NC24840 [USACO 2009 Mar S]Look Up

题目

题目描述

Farmer John's N (1 <= N <= 100,000) cows, conveniently numbered 1..N, are once again standing in a row. Cow i has height Hi (1 <= Hi <= 1,000,000).
Each cow is looking to her left toward those with higher index numbers. We say that cow i 'looks up' to cow j if i < j and Hi < Hj. For each cow i, FJ would like to know the index of the first cow in line looked up to by cow i.
Note: about 50% of the test data will have N <= 1,000.

输入描述

• Line 1: A single integer: N
• Lines 2..N+1: Line i+1 contains the single integer: Hi

输出描述

• Lines 1..N: Line i contains a single integer representing the smallest index of a cow up to which cow i looks. If no such cow exists, print 0.

示例1

输入

6 
3 
2 
6 
1 
1 
2 

输出

3
3
0
6
6
0

说明

FJ has six cows of heights 3, 2, 6, 1, 1, and 2.
Cows 1 and 2 both look up to cow 3; cows 4 and 5 both look up to cow 6; and cows 3 and 6 do not look up to any cow.

题解

知识点：单调栈。

此题需要找到最邻近大于的牛，所以用单调栈维护即可。

单调栈和单调队列属于同一类原理，不同的是单调队列多了维护变区间的队头弹出，而单调栈不需要。这类单调结构除去单调队列里说过的区间最值的性质，还有一个查找最邻近大于/小于的功能，因为在元素与最邻近大于/小于之间的元素都是比自己小/大的，一定能被弹出，而之前最邻近大于/小于的元素在这之间也不会被弹出，所以新元素进入之前不被弹出的第一个元素即最邻近大于/小于的元素。

这里由于是要找右侧的，所以从右往左应用单调递减队列查找最邻近大于的元素。

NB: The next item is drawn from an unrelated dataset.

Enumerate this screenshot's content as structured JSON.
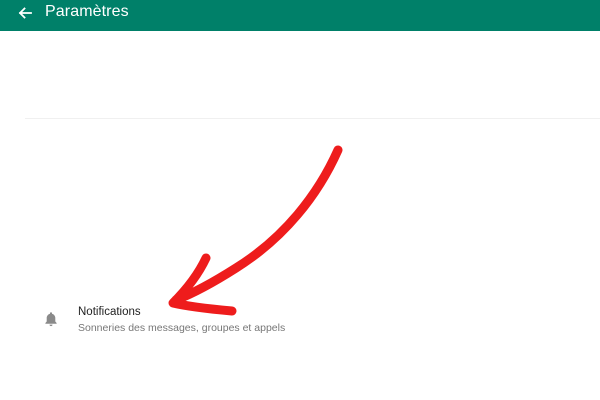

要注意如果栈空说明右侧没有比自己大的。

时间复杂度 $O(n)$

空间复杂度 $O(n)$

代码

#include <bits/stdc++.h>
 
using namespace std;
 
int h[100007];
 
int main() {
    std::ios::sync_with_stdio(0), cin.tie(0), cout.tie(0);
    int n;
    cin >> n;
    for (int i = 1;i <= n;i++) cin >> h[i];
    stack<int> q;
    vector<int> ans;
    for (int i = n;i >= 1;i--) {
        while (!q.empty() && h[q.top()] <= h[i]) q.pop();
        ans.push_back(q.empty() ? 0 : q.top());
        q.push(i);
    }
    for (int i = n - 1;i >= 0;i--) cout << ans[i] << '\n';
    return 0;
}